JAKARTA (AFP) - The four richest Indonesians are wealthier than the poorest 100 million people in the country, a study has found, highlighting how huge numbers have been left behind as the economy booms.
Oxfam said that President Joko Widodo had failed to fulfil pledges to fight inequality and called on the government to urgently increase spending on public services and make corporations and the wealthy pay more tax.
Indonesia has enjoyed an economic boom that has reduced the number of people living in extreme poverty but the gap between rich and poor has risen faster than in any other South-east Asian country in the past 20 years, the Oxfam study said.
"The benefits of growth have not been shared equally, and millions have been left behind," said the research, which was released earlier this week.
"The widening of the gap between the rich and the rest is a serious threat to Indonesia's future prosperity. If inequality is not tackled, then reducing poverty will be much more difficult, and social instability could increase."
In 2016, the collective wealth of the four richest Indonesians, all men, was US$25 billion (S$35.4 billion), Oxfam said.

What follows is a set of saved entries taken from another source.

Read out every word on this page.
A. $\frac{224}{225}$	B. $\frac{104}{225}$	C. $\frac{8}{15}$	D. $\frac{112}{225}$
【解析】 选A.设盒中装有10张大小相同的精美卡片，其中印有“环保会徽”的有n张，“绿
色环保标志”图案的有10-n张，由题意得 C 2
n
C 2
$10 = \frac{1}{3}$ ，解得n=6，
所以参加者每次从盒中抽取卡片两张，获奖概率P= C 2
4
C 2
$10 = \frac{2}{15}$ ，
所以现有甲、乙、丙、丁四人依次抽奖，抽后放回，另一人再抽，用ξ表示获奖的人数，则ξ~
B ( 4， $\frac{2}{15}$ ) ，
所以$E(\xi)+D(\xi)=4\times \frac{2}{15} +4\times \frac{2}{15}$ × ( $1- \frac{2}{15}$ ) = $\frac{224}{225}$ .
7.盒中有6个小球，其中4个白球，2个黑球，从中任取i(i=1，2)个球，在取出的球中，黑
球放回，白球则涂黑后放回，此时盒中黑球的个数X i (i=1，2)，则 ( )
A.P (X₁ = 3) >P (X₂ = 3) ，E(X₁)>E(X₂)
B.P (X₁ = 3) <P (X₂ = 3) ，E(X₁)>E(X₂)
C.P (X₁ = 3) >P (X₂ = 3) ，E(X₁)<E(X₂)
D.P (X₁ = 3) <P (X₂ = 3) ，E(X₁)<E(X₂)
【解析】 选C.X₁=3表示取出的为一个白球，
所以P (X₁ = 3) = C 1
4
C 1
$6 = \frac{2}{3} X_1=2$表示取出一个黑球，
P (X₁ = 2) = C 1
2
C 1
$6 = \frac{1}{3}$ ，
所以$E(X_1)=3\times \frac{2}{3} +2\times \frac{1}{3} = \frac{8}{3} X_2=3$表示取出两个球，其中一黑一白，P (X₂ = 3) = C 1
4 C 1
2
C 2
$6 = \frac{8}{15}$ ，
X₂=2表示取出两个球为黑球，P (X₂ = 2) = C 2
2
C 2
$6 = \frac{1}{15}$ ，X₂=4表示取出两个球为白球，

This was more than the total wealth of the 100 million poorest, out of a population of 255 million, it said.
According to Forbes rich list, the wealthiest included three tobacco tycoons - brothers Michael and Budi Hartono, and Susilo Wonowidjojo.
The study said inequality has been rising since the 1997 Asian financial crisis, which led to the introduction of more free market policies.
This shift allowed those at the top to capture the greatest share of the benefits of years of strong growth, it said. The study pointed to rising inequality within cities, and between urban and rural areas.
Oxfam said Indonesia's taxation system had failed to play a role in redistributing wealth as it was not collecting nearly as much revenue as it should, while an underfunded education system was stopping many from getting better jobs.
In January the government launched a major programme to tackle inequality that included measures aimed at helping poor farmers and fishermen, improving the tax system and providing more opportunities for vocational training.